Here’s the pleasant open area behind the Allyndale Motel in Duluth.

One morning I ate a rudimentary breakfast there as the girls slept. One night I went there on the thin hope that the northern lights would be visible. No dice.

I spent a few minutes tooling around Eau Claire, Wis., on the Saturday morning on the way up to Minnesota. One thing I saw in passing was the impressive Sacred Heart-St. Patrick Parish church.
Unfortunately, the church was closed.

A little later that day we stopped at Leinenkugel Brewery in Chippewa Falls. The tourist-facing part of the operation is known as the Leinie Lodge®, which “is filled with historical photos, vintage brewing equipment and plenty of Leinie’s wearables and collectibles to take home,” notes the brewery web site. There’s also a bar. Guess what it serves.

Boy, the Leinie Lodge was crowded. That’s the result of years of clever advertising (autoplay) and what we get for going on a Saturday morning. But that wasn’t the irritating part, not really. Leinenkugel Brewery tours cost $10. Admission for a brewery tour?

I’ve been on brewery and vineyard and distillery tours all over the world, including a beer brewery in Denmark, a bourbon maker in Kentucky, a winery in Western Australia and a sake brewery in Japan, and that’s one thing I haven’t run across. Because, you know, the tour is marketing — building goodwill — introducing new customers to your product — not a damned revenue stream. For the birds, Leinenkugel, for the birds.

But I have to confess that Lilly wanted a Leinenkugel shirt, so I got her one. Her souvenir for the trip. I got a couple of postcards.

On the way back from Minnesota, as I’ve mentioned, we ate lunch in Madison, Wis., at the excellent Monty’s Blue Plate Diner.

Across the street from Monty’s is the Barrymore Theatre.
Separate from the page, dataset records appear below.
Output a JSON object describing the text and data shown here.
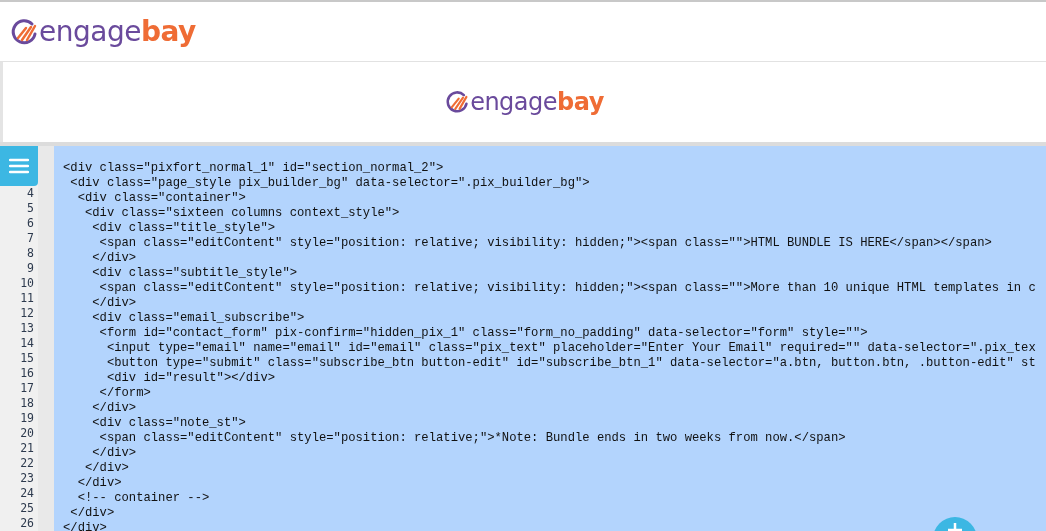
{
  "header": {
    "logo": "engage**bay**"
  },
  "banner": {
    "logo": "engage**bay**"
  },
  "editor": {
    "lines": [
      {
        "code": "<div class=\"pixfort_normal_1\" id=\"section_normal_2\">"
      },
      {
        "code": " <div class=\"page_style pix_builder_bg\" data-selector=\".pix_builder_bg\">"
      },
      {
        "number": "4",
        "code": "  <div class=\"container\">"
      },
      {
        "number": "5",
        "code": "   <div class=\"sixteen columns context_style\">"
      },
      {
        "number": "6",
        "code": "    <div class=\"title_style\">"
      },
      {
        "number": "7",
        "code": "     <span class=\"editContent\" style=\"position: relative; visibility: hidden;\"><span class=\"\">HTML BUNDLE IS HERE</span></span>"
      },
      {
        "number": "8",
        "code": "    </div>"
      },
      {
        "number": "9",
        "code": "    <div class=\"subtitle_style\">"
      },
      {
        "number": "10",
        "code": "     <span class=\"editContent\" style=\"position: relative; visibility: hidden;\"><span class=\"\">More than 10 unique HTML templates in c"
      },
      {
        "number": "11",
        "code": "    </div>"
      },
      {
        "number": "12",
        "code": "    <div class=\"email_subscribe\">"
      },
      {
        "number": "13",
        "code": "     <form id=\"contact_form\" pix-confirm=\"hidden_pix_1\" class=\"form_no_padding\" data-selector=\"form\" style=\"\">"
      },
      {
        "number": "14",
        "code": "      <input type=\"email\" name=\"email\" id=\"email\" class=\"pix_text\" placeholder=\"Enter Your Email\" required=\"\" data-selector=\".pix_tex"
      },
      {
        "number": "15",
        "code": "      <button type=\"submit\" class=\"subscribe_btn button-edit\" id=\"subscribe_btn_1\" data-selector=\"a.btn, button.btn, .button-edit\" st"
      },
      {
        "number": "16",
        "code": "      <div id=\"result\"></div>"
      },
      {
        "number": "17",
        "code": "     </form>"
      },
      {
        "number": "18",
        "code": "    </div>"
      },
      {
        "number": "19",
        "code": "    <div class=\"note_st\">"
      },
      {
        "number": "20",
        "code": "     <span class=\"editContent\" style=\"position: relative;\">*Note: Bundle ends in two weeks from now.</span>"
      },
      {
        "number": "21",
        "code": "    </div>"
      },
      {
        "number": "22",
        "code": "   </div>"
      },
      {
        "number": "23",
        "code": "  </div>"
      },
      {
        "number": "24",
        "code": "  <!-- container -->"
      },
      {
        "number": "25",
        "code": " </div>"
      },
      {
        "number": "26",
        "code": "</div>"
      }
    ]
  }
}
I like its looks.

Various live acts play at the Barrymore. Looking at the upcoming list, I see that They Might Be Giants will be there in October after dates in the UK, Germany and Canada. Maybe I should see them again — it’s been almost 30 years now — but it’s a Tuesday show, so I don’t think I’ll make it.

One more thing. At a rest stop on I-94 near Black River Falls, Wis., there’s a state historical marker honoring, at some length, the passenger pigeon. Among other things, the marker says: “The largest nesting on record anywhere occurred in this area in 1871. The nesting ground covered 850 square miles with an estimated 136,000,000 pigeons.

“John Muir described the passenger pigeons in flight, ‘I have seen flocks streaming south in the fall so large that they were flowing from horizon to horizon in an almost continuous stream all day long.’ “

Wow. 136 million pigeons more or less in the same place? A marvel to behold, I’m sure. That and an amazing amount of noise and a monumental torrent of droppings.